As working days lose their cut-off times, a holistic approach to work/life balance couldn’t be more important. Originally, members’ clubs like Shoreditch House led the way, with an all-under-one-roof offer appealing to digital nomads (#UJLoves express facials from Cowshed Spa for lunch breaks). Now, new work spaces are evolving too, bringing wellbeing into the mix (check out Rise by We, by WeWork, next time you’re in Manhattan). Who’s getting the balance right? Here are three of our favourites.
Brand new to Fitzrovia, Mortimer House’s communal spaces are designed to feel lived in, and open fires make it hard to resist sitting down and finishing off those last emails. But the spaces have been designed mindfully too. The six storey art deco building also offers a meditation room, pilates, gym and a kitchen table meeting room.
Fora opened its first space in Clerkenwell in February, and has seven more locations planned by 2020. The focus is on offering a hotel style service for their members, where every aspect of design has been considered to encourage productivity – they’re even working with MIT to monitor their space and how it can improve. Stevie Parle’s Palatino will sort any hunger pangs, and the workspaces are open plan, with concierge, room service, gym and wellbeing studio, as well as yoga, personal training and massages.

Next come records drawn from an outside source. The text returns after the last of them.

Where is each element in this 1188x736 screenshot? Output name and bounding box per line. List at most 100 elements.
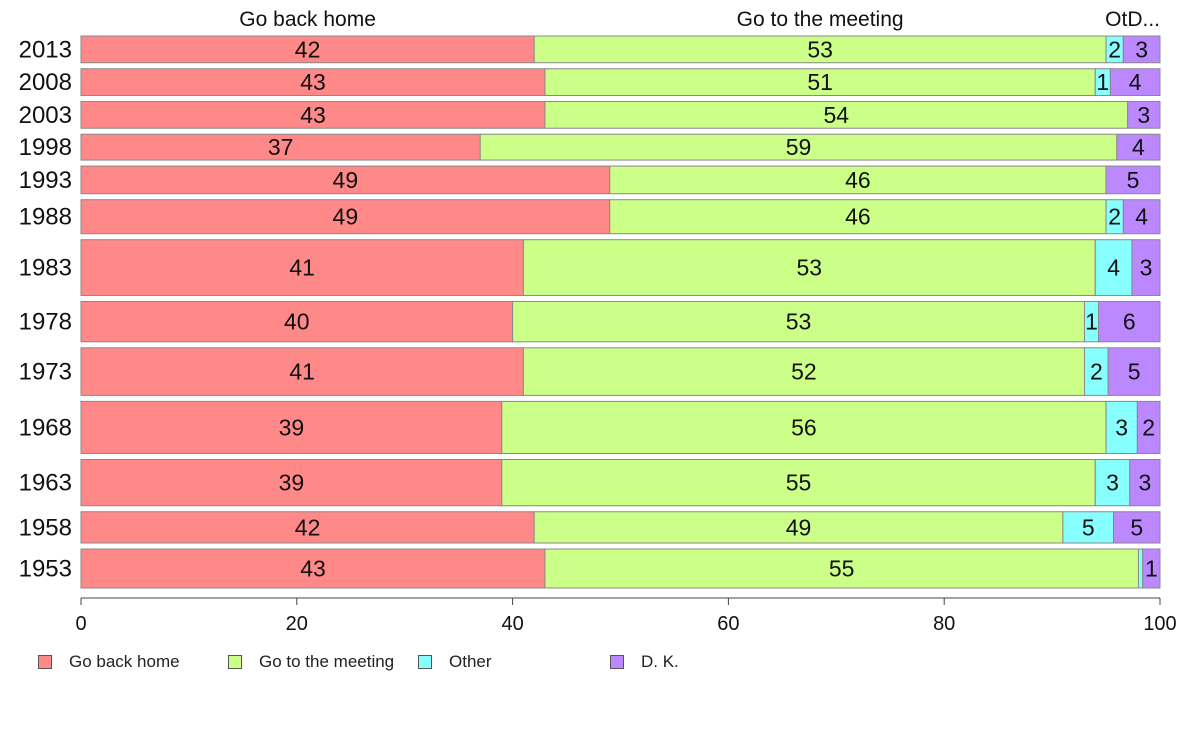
data-label-d-k-1988: 4 (1135, 204, 1148, 230)
data-label-d-k-1953: 1 (1145, 556, 1158, 582)
bar-go-to-the-meeting-1968 (501, 400, 1107, 455)
x-tick-label-40: 40 (501, 613, 523, 635)
legend-swatch-go-back-home (38, 655, 52, 669)
bar-d-k-1998 (1116, 133, 1161, 161)
data-label-go-back-home-2013: 42 (295, 36, 321, 62)
bar-other-1958 (1062, 511, 1115, 544)
row-label-2003: 2003 (19, 102, 72, 129)
bar-go-to-the-meeting-2008 (544, 68, 1096, 96)
data-label-go-back-home-2008: 43 (300, 69, 326, 95)
bar-go-back-home-1983 (80, 239, 524, 296)
x-tick-label-80: 80 (933, 613, 955, 635)
data-label-go-back-home-1973: 41 (289, 359, 315, 385)
data-label-d-k-1998: 4 (1132, 134, 1145, 160)
row-label-1983: 1983 (19, 255, 72, 282)
data-label-go-to-the-meeting-1968: 56 (791, 414, 817, 440)
data-label-go-to-the-meeting-1993: 46 (845, 167, 871, 193)
data-label-go-to-the-meeting-2003: 54 (824, 102, 850, 128)
legend-swatch-dk (610, 655, 624, 669)
bar-d-k-1958 (1113, 511, 1161, 544)
bar-go-to-the-meeting-1988 (609, 199, 1107, 235)
data-label-other-1968: 3 (1115, 414, 1128, 440)
bar-go-back-home-1963 (80, 459, 503, 507)
data-label-go-to-the-meeting-1973: 52 (791, 359, 817, 385)
bar-d-k-1993 (1105, 165, 1161, 195)
legend-item-go-back-home: Go back home (38, 652, 180, 672)
legend-swatch-other (418, 655, 432, 669)
data-label-d-k-1978: 6 (1123, 309, 1136, 335)
bar-other-1983 (1094, 239, 1133, 296)
bar-go-back-home-1998 (80, 133, 481, 161)
row-label-1993: 1993 (19, 167, 72, 194)
data-label-other-1958: 5 (1082, 514, 1095, 540)
bar-other-1953 (1137, 548, 1144, 589)
bar-go-back-home-1993 (80, 165, 611, 195)
bar-d-k-1983 (1131, 239, 1161, 296)
bar-go-back-home-1973 (80, 347, 524, 396)
legend-label-go-to-the-meeting: Go to the meeting (259, 652, 395, 671)
column-header-go-back-home: Go back home (239, 8, 376, 31)
data-label-other-1988: 2 (1108, 204, 1121, 230)
data-label-go-to-the-meeting-1983: 53 (797, 255, 823, 281)
row-label-2013: 2013 (19, 36, 72, 63)
row-label-1978: 1978 (19, 309, 72, 336)
row-label-1973: 1973 (19, 359, 72, 386)
bar-d-k-1978 (1097, 300, 1161, 343)
row-label-1963: 1963 (19, 470, 72, 497)
bar-go-to-the-meeting-1978 (512, 300, 1085, 343)
bar-go-to-the-meeting-1963 (501, 459, 1096, 507)
bar-go-to-the-meeting-1973 (522, 347, 1085, 396)
data-label-d-k-1968: 2 (1142, 414, 1155, 440)
data-label-go-to-the-meeting-1998: 59 (786, 134, 812, 160)
legend-label-other: Other (449, 652, 492, 671)
data-label-go-to-the-meeting-1978: 53 (786, 309, 812, 335)
bar-go-back-home-2008 (80, 68, 546, 96)
data-label-go-back-home-1953: 43 (300, 556, 326, 582)
data-label-go-to-the-meeting-1958: 49 (786, 514, 812, 540)
data-label-d-k-1973: 5 (1128, 359, 1141, 385)
bar-go-back-home-1968 (80, 400, 503, 455)
bar-d-k-1973 (1107, 347, 1161, 396)
row-label-2008: 2008 (19, 69, 72, 96)
data-label-d-k-2003: 3 (1137, 102, 1150, 128)
bar-d-k-1963 (1129, 459, 1161, 507)
bar-d-k-2003 (1127, 100, 1161, 129)
legend-label-dk: D. K. (641, 652, 679, 671)
bar-go-back-home-1953 (80, 548, 546, 589)
data-label-d-k-1993: 5 (1127, 167, 1140, 193)
x-tick-label-0: 0 (75, 613, 86, 635)
row-label-1998: 1998 (19, 134, 72, 161)
data-label-other-1978: 1 (1085, 309, 1098, 335)
data-label-other-2008: 1 (1096, 69, 1109, 95)
legend-item-go-to-the-meeting: Go to the meeting (228, 652, 394, 672)
data-label-go-back-home-1958: 42 (295, 514, 321, 540)
bar-d-k-2013 (1122, 35, 1161, 64)
data-label-go-to-the-meeting-2008: 51 (807, 69, 833, 95)
data-label-go-back-home-2003: 43 (300, 102, 326, 128)
bar-d-k-1968 (1136, 400, 1161, 455)
bar-go-back-home-1978 (80, 300, 514, 343)
bar-go-back-home-1958 (80, 511, 535, 544)
data-label-go-back-home-1968: 39 (279, 414, 305, 440)
data-label-go-back-home-1978: 40 (284, 309, 310, 335)
legend-label-go-back-home: Go back home (69, 652, 180, 671)
data-label-go-to-the-meeting-2013: 53 (807, 36, 833, 62)
data-label-other-1973: 2 (1090, 359, 1103, 385)
bar-d-k-1953 (1142, 548, 1161, 589)
column-header-go-to-the-meeting: Go to the meeting (737, 8, 904, 31)
stacked-bar-chart: Go back home Go to the meeting OtD...2013 4… (19, 8, 1177, 635)
row-label-1953: 1953 (19, 556, 72, 583)
data-label-go-back-home-1988: 49 (333, 204, 359, 230)
bar-go-back-home-2003 (80, 100, 546, 129)
data-label-d-k-2008: 4 (1129, 69, 1142, 95)
bar-go-back-home-2013 (80, 35, 535, 64)
bar-d-k-2008 (1109, 68, 1161, 96)
data-label-go-to-the-meeting-1953: 55 (829, 556, 855, 582)
data-label-go-back-home-1963: 39 (279, 470, 305, 496)
data-label-go-to-the-meeting-1963: 55 (786, 470, 812, 496)
data-label-go-back-home-1998: 37 (268, 134, 294, 160)
bar-go-to-the-meeting-1998 (479, 133, 1118, 161)
legend-item-other: Other (418, 652, 492, 672)
legend-item-dk: D. K. (610, 652, 679, 672)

Neon, midcentury furniture, the studio location for 1966 film Blow Up… step into Rohan Silva and Sam Aldenton’s latest Second Home, at Holland Park, and it’s easy to see how these spaces foster a community and collaboration: people want to spend time here. Businesses based at Second Home grow 10 per cent faster than the national average, so something’s working. In Holland Park, the focus is on natural light, the members-only photography studio, and weekly wellbeing activities including yoga, meditation and boot camps.
So when the working day is done, you can make time for some head space too.